Sunday, 1 March 2015

Aristotle and Dante Discover the Secrets of the Universe - Benjamin Alire Saenz

Sexuality. Teens get this thrust upon them - one day they are a child, the next things start to happen.  Hair sprouts, voices break, breasts burst, and somehow they have to get through to the other side and become fully formed adults.  That's a big ask at the best of times, besides what is going on in their heads.  Aristotle (that's his second name, for what boy would want to be called Angel?) or Ari for short, is growing up in El Paso, with a Mexican heritage, getting through school, talking to his parents and anyone else who crosses his path in one word sentences.  He's definitely a loner, has no friends, hasn't kissed a girl yet, is the family's "baby", and has three older siblings -twin sisters, old enough to be married with children of their own, and a brother who no-one talks about.  At the local swimming pool one day, Ari hears a voice.  "I can teach you to swim if you like?" - and there is Dante.  Dante who doesn't look like someone from a Mexican background;  Dante who speaks using whole sentences and words Ari has never even come across;  Dante who hates wearing shoes....  and the two become friends in the blink of an eye.

Dante likes boys.  Ari can't wait to kiss a girl.  Somehow this doesn't matter at all, and they spend a lot of time together, discovering life.

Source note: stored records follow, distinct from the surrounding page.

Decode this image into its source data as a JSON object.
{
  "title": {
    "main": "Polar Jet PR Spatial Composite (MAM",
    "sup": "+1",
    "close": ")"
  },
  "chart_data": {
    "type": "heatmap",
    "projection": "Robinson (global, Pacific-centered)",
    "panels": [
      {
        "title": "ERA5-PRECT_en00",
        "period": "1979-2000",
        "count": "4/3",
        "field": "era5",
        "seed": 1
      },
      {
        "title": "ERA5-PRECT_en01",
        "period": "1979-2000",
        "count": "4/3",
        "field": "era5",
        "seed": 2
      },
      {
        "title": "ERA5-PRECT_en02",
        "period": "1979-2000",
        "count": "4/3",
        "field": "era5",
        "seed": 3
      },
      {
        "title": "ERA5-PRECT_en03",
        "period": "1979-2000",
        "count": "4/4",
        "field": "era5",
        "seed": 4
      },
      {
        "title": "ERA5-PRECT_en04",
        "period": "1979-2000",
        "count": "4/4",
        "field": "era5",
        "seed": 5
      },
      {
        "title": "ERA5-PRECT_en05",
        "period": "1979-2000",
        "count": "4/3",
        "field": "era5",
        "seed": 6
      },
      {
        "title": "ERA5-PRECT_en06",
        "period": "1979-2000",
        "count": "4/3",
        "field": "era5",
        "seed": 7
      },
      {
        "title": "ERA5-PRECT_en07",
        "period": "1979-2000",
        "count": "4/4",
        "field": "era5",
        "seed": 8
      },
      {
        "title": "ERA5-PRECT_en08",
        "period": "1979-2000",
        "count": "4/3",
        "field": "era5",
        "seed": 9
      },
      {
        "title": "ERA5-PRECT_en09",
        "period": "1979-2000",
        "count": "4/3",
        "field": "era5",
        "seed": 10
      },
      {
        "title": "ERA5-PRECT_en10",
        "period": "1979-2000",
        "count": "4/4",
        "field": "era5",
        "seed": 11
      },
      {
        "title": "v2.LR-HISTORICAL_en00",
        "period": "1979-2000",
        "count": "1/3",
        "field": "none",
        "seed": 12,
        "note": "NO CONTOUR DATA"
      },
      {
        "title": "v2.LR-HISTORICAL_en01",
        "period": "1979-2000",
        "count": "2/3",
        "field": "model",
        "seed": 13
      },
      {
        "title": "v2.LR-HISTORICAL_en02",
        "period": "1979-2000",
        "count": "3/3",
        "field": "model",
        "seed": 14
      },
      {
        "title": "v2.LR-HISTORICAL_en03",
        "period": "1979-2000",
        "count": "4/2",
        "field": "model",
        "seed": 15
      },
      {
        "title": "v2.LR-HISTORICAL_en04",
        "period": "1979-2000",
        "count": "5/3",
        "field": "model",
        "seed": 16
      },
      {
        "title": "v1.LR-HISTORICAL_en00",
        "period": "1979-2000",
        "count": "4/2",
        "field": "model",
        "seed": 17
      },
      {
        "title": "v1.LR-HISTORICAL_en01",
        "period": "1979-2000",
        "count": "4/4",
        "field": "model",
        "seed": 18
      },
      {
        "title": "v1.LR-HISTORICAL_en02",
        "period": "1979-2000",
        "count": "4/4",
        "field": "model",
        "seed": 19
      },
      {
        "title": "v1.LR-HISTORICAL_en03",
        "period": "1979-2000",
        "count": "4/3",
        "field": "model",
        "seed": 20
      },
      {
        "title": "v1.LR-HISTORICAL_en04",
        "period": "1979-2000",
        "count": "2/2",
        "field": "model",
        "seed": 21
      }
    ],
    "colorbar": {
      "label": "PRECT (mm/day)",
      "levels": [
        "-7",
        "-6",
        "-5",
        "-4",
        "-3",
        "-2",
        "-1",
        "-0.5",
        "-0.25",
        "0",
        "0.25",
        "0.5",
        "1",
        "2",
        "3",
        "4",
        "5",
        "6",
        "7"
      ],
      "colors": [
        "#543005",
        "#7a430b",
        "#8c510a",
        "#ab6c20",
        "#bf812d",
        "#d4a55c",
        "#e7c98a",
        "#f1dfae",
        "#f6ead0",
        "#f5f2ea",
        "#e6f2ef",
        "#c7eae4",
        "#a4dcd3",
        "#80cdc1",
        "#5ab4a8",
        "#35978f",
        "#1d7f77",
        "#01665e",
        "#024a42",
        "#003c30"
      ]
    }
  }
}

I want to tell you more, but I want you to read this one, so my story-telling stops here.  Suffice to say, on the way to adulthood, these two find out a lot about themselves, others, and sexuality in general.  They fall out with each other, they fall back in,  their friendship something they both want.

Lovely characters in this book.  The boys are well-drawn, one more full of teen angst than the other but both having to face adulthood.  The parents, not perfect but described well, so that you can see that adults have troubling times too.  A couple of girls at school - Ari's friends, although he doesn't realise at first and tries to shake them off.  A couple of family secrets too - when Ari finds out that life can be as difficult for adults as it is for him.

The prize winning author Benjamin Alire Sáenz grew up in New Mexico speaking only Spanish.
He's written several books for children and young adults.  He teaches, so he's in the right place to observe the growing up process and transfer it on to the printed page.  I enjoyed the read - and the reminder of my earlier years.